Потихоньку-помаленьку мы разошлись так, что у папы от смеха начало колоть в боку. Убить его искрометным юмором — лучший способ войти в доверие, и Данька справился с делом на ура. Отец оставил нас лишь после звонка мамы и убежал забирать её из фотостудии.
Советом из двух человек было принято решение переместиться в мою комнату.
— О. Как светло, — заметил Данька, с любопытством осматриваясь. — Вот уж не думал, что твоя цитадель будет такой.
— Почему?
— Мне представлялось что-то более… м-м-м… бунтарское?

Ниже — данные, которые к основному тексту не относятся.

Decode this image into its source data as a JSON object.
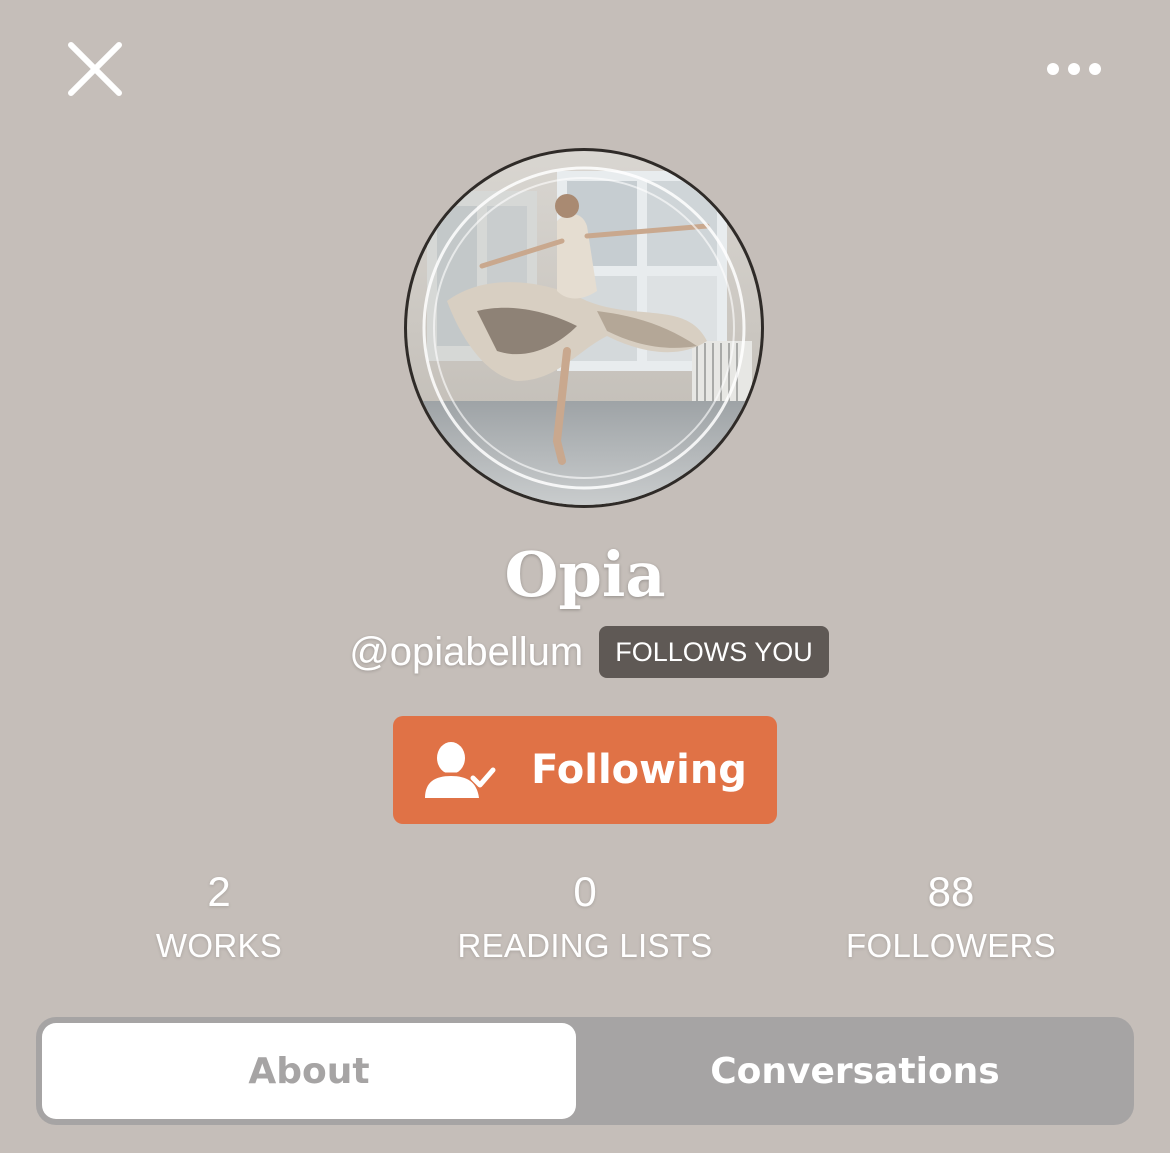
{
  "header": {
    "close_icon": "close-icon",
    "more_icon": "more-horizontal-icon"
  },
  "profile": {
    "display_name": "Opia",
    "handle": "@opiabellum",
    "follows_badge": "FOLLOWS YOU",
    "follow_button_label": "Following",
    "follow_button_icon": "user-check-icon"
  },
  "stats": [
    {
      "value": "2",
      "label": "WORKS"
    },
    {
      "value": "0",
      "label": "READING LISTS"
    },
    {
      "value": "88",
      "label": "FOLLOWERS"
    }
  ],
  "tabs": [
    {
      "label": "About",
      "active": true
    },
    {
      "label": "Conversations",
      "active": false
    }
  ],
  "colors": {
    "background": "#c5beb9",
    "accent": "#e07246",
    "badge": "#5f5955",
    "tab_bar": "#a6a4a4"
  }
}
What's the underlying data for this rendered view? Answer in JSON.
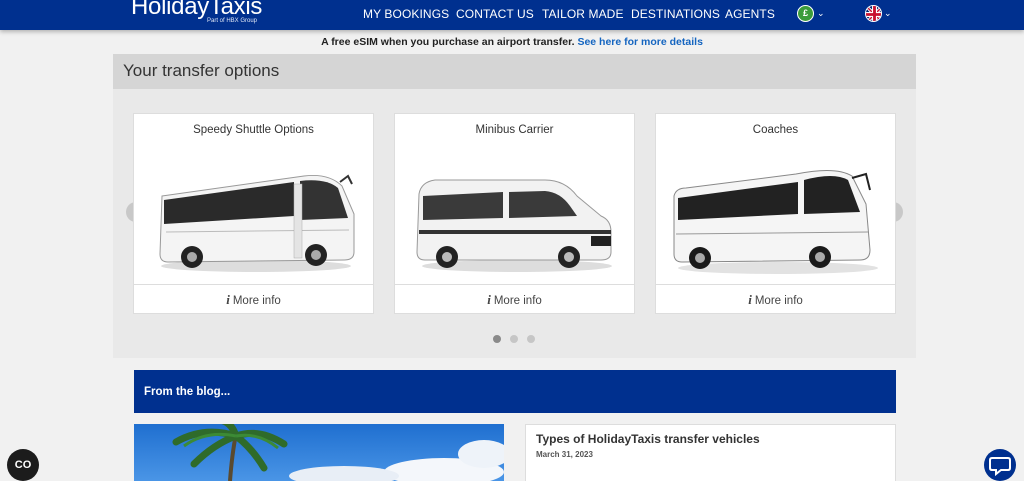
{
  "header": {
    "logo": "HolidayTaxis",
    "logo_sub": "Part of HBX Group",
    "nav": [
      "MY BOOKINGS",
      "CONTACT US",
      "TAILOR MADE",
      "DESTINATIONS",
      "AGENTS"
    ],
    "currency_symbol": "£",
    "colors": {
      "bar": "#00308f",
      "currency": "#3b9c3b"
    }
  },
  "promo": {
    "text": "A free eSIM when you purchase an airport transfer.",
    "link": "See here for more details"
  },
  "transfers": {
    "title": "Your transfer options",
    "cards": [
      {
        "title": "Speedy Shuttle Options",
        "footer": "More info",
        "image_icon": "coach-bus"
      },
      {
        "title": "Minibus Carrier",
        "footer": "More info",
        "image_icon": "minibus"
      },
      {
        "title": "Coaches",
        "footer": "More info",
        "image_icon": "coach-bus"
      }
    ],
    "prev": "‹",
    "next": "›",
    "info_glyph": "i",
    "pages": 3,
    "active_page": 1
  },
  "blog": {
    "heading": "From the blog...",
    "post": {
      "title": "Types of HolidayTaxis transfer vehicles",
      "date": "March 31, 2023"
    }
  },
  "widgets": {
    "co_label": "CO"
  }
}
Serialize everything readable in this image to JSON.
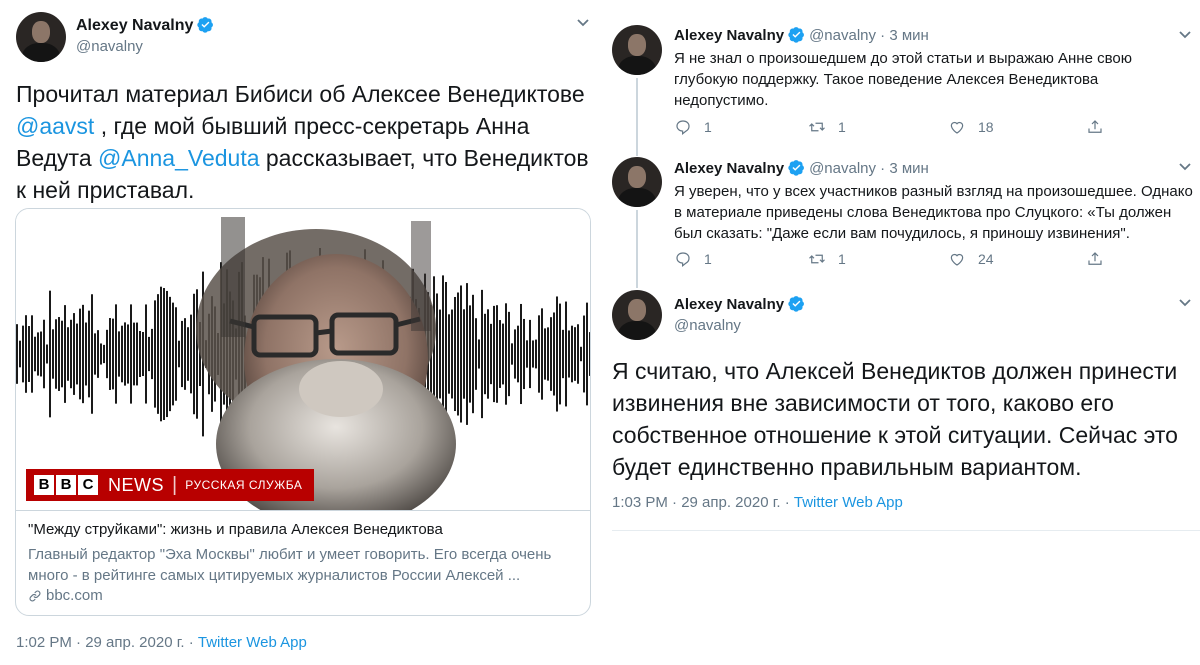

Данька пошел по кругу, от компа, в сторону кровати и шкафа с книгами. Я уже давно загородил спальное место так, чтобы при входе в комнату меня не было видно. Любил укромные уголки. А кто на открытом пространстве чувствует себя уютно?
— Это — логово дрочера, — предсказуемо сказал Данька, ткнув пальцем в кровать.
— Еще лет шесть назад руку сточил до костей.
— А где плакатики? Сувенирчики? Или верстак хотя бы, ты же любишь колупаться в технике?
Я кивнул на нижние ящики шкафа.
— Всё попрятано. Недавно паяльную станцию у мамы отбивал с таким боем, что теперь всё на замки закрыто.
— Не терпится с ней познакомиться.
Он сел на край кровати. Смотрелся непривычно — весь такой элитный, глянцевый, да ещё и в родной домашней обстановке.
А у меня от температуры потихоньку мозг норовил вытечь через ухо. Да и волнительно как-то было, если честно. В свою крепость я впускал только избранных.
— Как там синяк?
Я приподнял футболку, демонстрируя свой фонарь.
— Ничего нового. Как ты и говорил, синюшное пятно.
— Тебе нехорошо? Можешь лечь, если устал.
— Я уже два дня пластом лежу, надоело. Главное, чтобы ты не заразился.
— А пусть и так. Время твоего отсутствия я тоже пролежу на больничном.
— Так вот какой был план?
Данька рассмеялся.
— Я… рад. Не люблю ходить в гости, но побывать у тебя всё равно, что узнать немного получше. И да, я снова убедился, что ты страшный зануда. Но логово дрочера — это зачет.
— Кстати о зачетах, ты курсач-то начал?
Новиков виновато поджал нижнюю губу и состроил моську.
— Нет. Но ты же мне поможешь?
— Куда я денусь, скажи на милость?
— И да, ты мне девственность задолжал.
Я вздрогнул. Голова варила плохо, а потому воспринял эту фразу в самом прямом смысле из всех существующих прямых смыслов.
Но, благо, от ответа меня спасло явление её величества. Мама тихо стукнула дважды, приоткрыла дверь и уставилась на Даньку, рассевшегося в расслабленной позе на моей постели — думаю, с точки зрения женщины он был роскошен, прямо-таки принц на белых простынях, короны не хватает…
Мысль о короне заставила меня покраснеть и я закашлялся, прикрыв лицо ладонью.
— Добрый вечер, Анна Михайловна, — поздоровался Данька, врубив на полную катушку машину неотразимости и генерируя феромоны с такой скоростью, что воздух вокруг чуть не превратился в желе.
— Добрый, — отозвалась мама, продолжая разглядывать его в свой подозритель. Но я-то видел, я чувствовал, Данька уже покинул зону риска и верными шагами двигался к победе. — Это ты Даниил, который самый классный чел в мире?
Я снова покраснел, расслышав Данькин смешок — чует моё сердце, эта фраза долго будет темой для шуток. Меня угораздило её произнести где-то год назад, когда мы начали сближаться. Я часто делился с семьей впечатлениями, о чем потихоньку начинал жалеть этим вечером знакомств.